処理水タンク「23年春に満杯」は苦しい主張? 後ずれの試算でも海洋放出へ突き進む東電

2021年12月30日 12時00分
 東京電力は福島第一原発でたまり続ける汚染水を浄化処理した水(処理水)について、保管タンクが「2023年春ごろ」に満杯になると主張する。この期限と政府が決めた海洋放出方針を盾に、漁業者など関係者の理解を得ぬまま準備を進めているが、東電の主張や姿勢に問題はないのかを検証した。(小川慎一、小野沢健太)

◆23年9月まで延びる可能性も

 処理水を保管するタンクは約1000基(総容量約137万トン)ある。23日時点で保管量は約128万トンと全体の94%が埋まり、確かに限界は近い。
 東電は1日150トンの汚染水が発生して浄化処理を続けた場合、23年春に満杯になるとする。だが自ら講じた汚染水対策により、この前提が揺らいでいる。
 本紙の試算では、21年の1日当たりの処理水の増加量は126トン。年間の保管量が減ったことで、この年末から処理水が1日150トンずつ増えたとしても、タンクが満杯になるのは6月ごろにまで延びる。
 21年の増加量を踏まえて、年末から1日130トンずつ増えたと想定すると、満杯になるのは23年9月上旬。1日140トンとしても、満杯は23年7月上旬と春よりは先になる。

◆タンク増設には消極的

 タンク満杯時期の根拠に疑問が生じているが、東電に計画を見直す動きはない。その証拠に、海洋放出の設備を23年4月に完成させる工程を公表した。
 原子力規制委員会の更田豊志委員長は、東電が予定よりも遅く放出設備の計画を申請したため、23年春の放出開始が遅れることを懸念。22日の記者会見では「ぎりぎりの状態なので、緊急避難的に1年程度を貯留できるスペースを設けておく必要は出てくるかもしれない」と、タンク増設に言及した。
 「1年程度」の量は21年の実績値でみると、4万5000トン。タンク35~45基に相当する。東電によると、6基を造るのに8カ月かかるといい、急場しのぎでは増設できない。
 ただ、東電は1~3号機の原子炉の溶け落ちた核燃料(デブリ)の取り出しに向けた施設の敷地が必要だとして、タンク増設に消極的。廃炉責任者の小野明氏は23日の記者会見で、「現時点で増設は検討していない」と突っぱねた。

◆破られた?約束

 東電は今年4月に政府が海洋放出方針を決定後、処理水を沖合1キロから放出する海底トンネルの建設に向けた準備を進めている。
 こうした姿勢に、福島県いわき市の内田広之市長は21日の記者会見で「地元の合意が得られていない中でプロセスが進むことは、地元市民の気持ちを逆なでする」と批判した。
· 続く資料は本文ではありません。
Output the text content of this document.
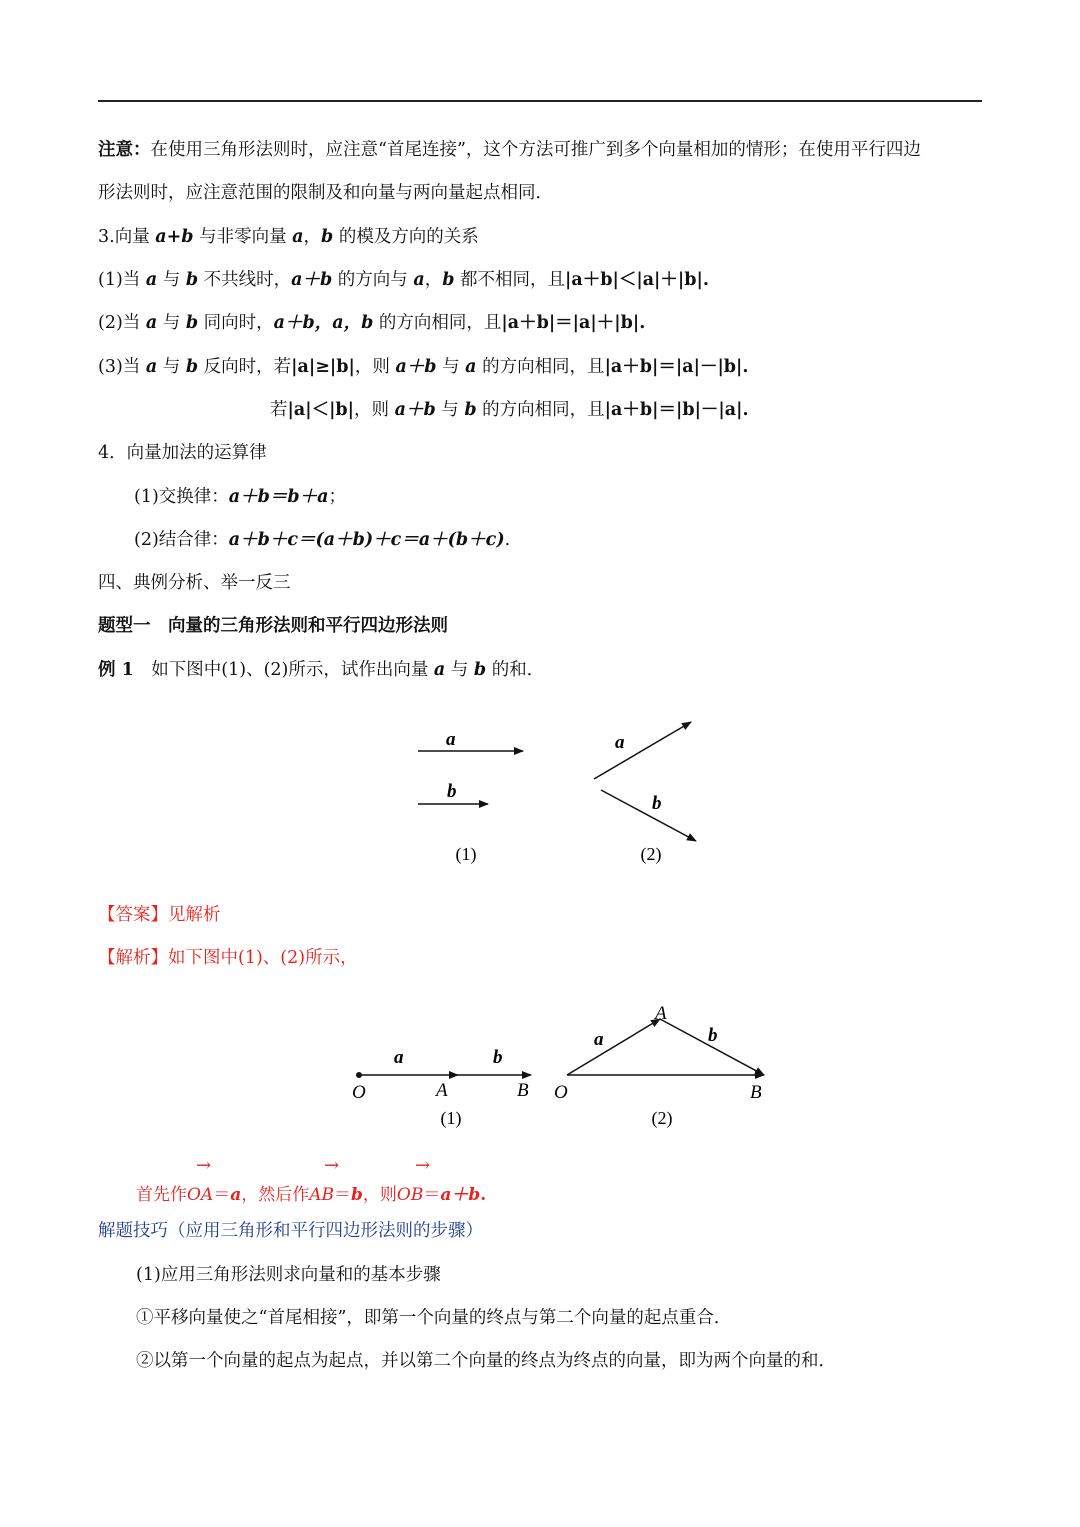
注意：在使用三角形法则时，应注意“首尾连接”，这个方法可推广到多个向量相加的情形；在使用平行四边
形法则时，应注意范围的限制及和向量与两向量起点相同．
3.向量 a+b 与非零向量 a，b 的模及方向的关系
(1)当 a 与 b 不共线时，a＋b 的方向与 a，b 都不相同，且|a＋b|＜|a|＋|b|.
(2)当 a 与 b 同向时，a＋b，a，b 的方向相同，且|a＋b|＝|a|＋|b|.
(3)当 a 与 b 反向时，若|a|≥|b|，则 a＋b 与 a 的方向相同，且|a＋b|＝|a|－|b|.
若|a|＜|b|，则 a＋b 与 b 的方向相同，且|a＋b|＝|b|－|a|.
4．向量加法的运算律
(1)交换律：a＋b＝b＋a；
(2)结合律：a＋b＋c＝(a＋b)＋c＝a＋(b＋c).
四、典例分析、举一反三
题型一　向量的三角形法则和平行四边形法则
例 1　如下图中(1)、(2)所示，试作出向量 a 与 b 的和．
a
b
(1)
a
b
(2)
【答案】见解析
【解析】如下图中(1)、(2)所示，
a	b
O	A	B
(1)
a	b
A
O	B
(2)
→	→	→
首先作OA＝a，然后作AB＝b，则OB＝a＋b.
解题技巧（应用三角形和平行四边形法则的步骤）
(1)应用三角形法则求向量和的基本步骤
①平移向量使之“首尾相接”，即第一个向量的终点与第二个向量的起点重合．
②以第一个向量的起点为起点，并以第二个向量的终点为终点的向量，即为两个向量的和．
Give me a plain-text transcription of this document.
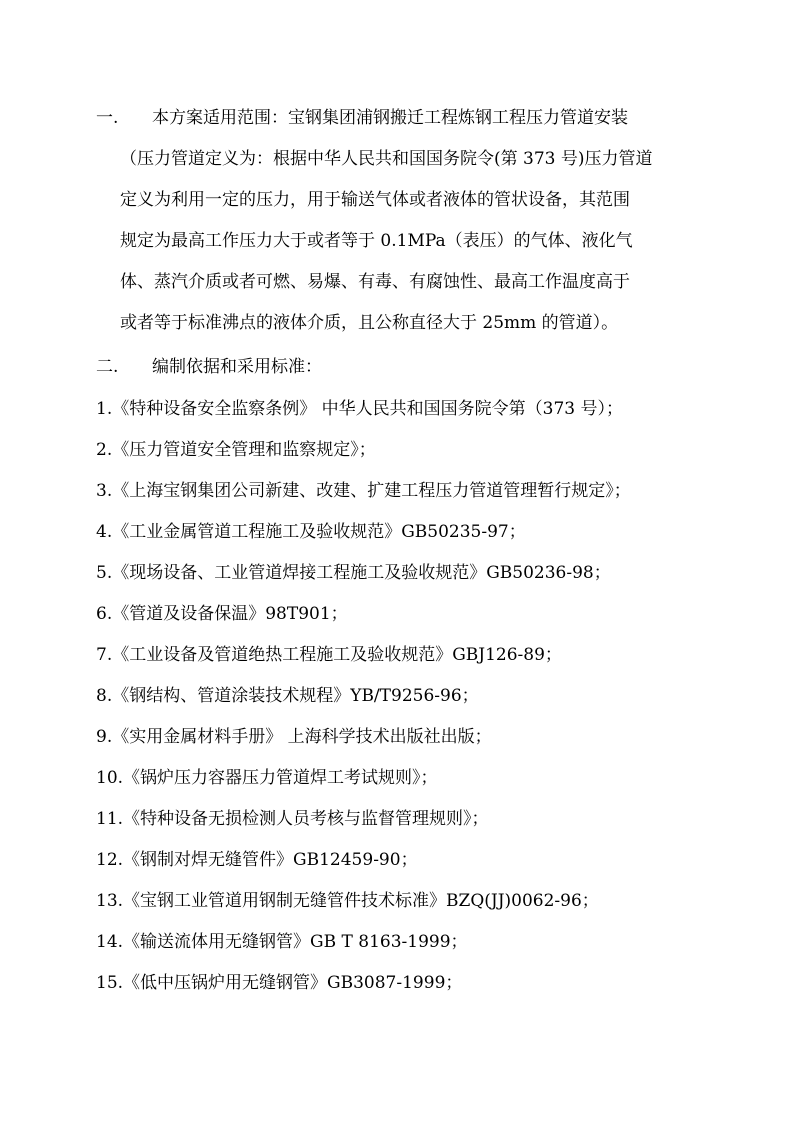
一. 本方案适用范围：宝钢集团浦钢搬迁工程炼钢工程压力管道安装
（压力管道定义为：根据中华人民共和国国务院令(第 373 号)压力管道
定义为利用一定的压力，用于输送气体或者液体的管状设备，其范围
规定为最高工作压力大于或者等于 0.1MPa（表压）的气体、液化气
体、蒸汽介质或者可燃、易爆、有毒、有腐蚀性、最高工作温度高于
或者等于标准沸点的液体介质，且公称直径大于 25mm 的管道）。
二. 编制依据和采用标准：
1.《特种设备安全监察条例》 中华人民共和国国务院令第（373 号）；
2.《压力管道安全管理和监察规定》；
3.《上海宝钢集团公司新建、改建、扩建工程压力管道管理暂行规定》；
4.《工业金属管道工程施工及验收规范》GB50235-97；
5.《现场设备、工业管道焊接工程施工及验收规范》GB50236-98；
6.《管道及设备保温》98T901；
7.《工业设备及管道绝热工程施工及验收规范》GBJ126-89；
8.《钢结构、管道涂装技术规程》YB/T9256-96；
9.《实用金属材料手册》 上海科学技术出版社出版；
10.《锅炉压力容器压力管道焊工考试规则》；
11.《特种设备无损检测人员考核与监督管理规则》；
12.《钢制对焊无缝管件》GB12459-90；
13.《宝钢工业管道用钢制无缝管件技术标准》BZQ(JJ)0062-96；
14.《输送流体用无缝钢管》GB T 8163-1999；
15.《低中压锅炉用无缝钢管》GB3087-1999；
小名浜港など漁港を抱え、海洋放出による風評被害が死活問題になり得るからだ。
 内田氏が重視するのは、東電と政府が15年に福島県漁連と交わした「関係者の理解なしにいかなる処分もしない」という約束。これが破られる、破られたという懸念が地元に根強い。
 「われわれとしてはまず、政府の方針で2年ほど後の放出が示されている」
 東電の小野氏は理解を得るため説明を続けるとしながら、政府方針を最重視する姿勢を見せる。東電は4月以降、福島県内外600カ所で説明会を開いたが、小早川智明社長はまだ県漁連に足を運んでいない。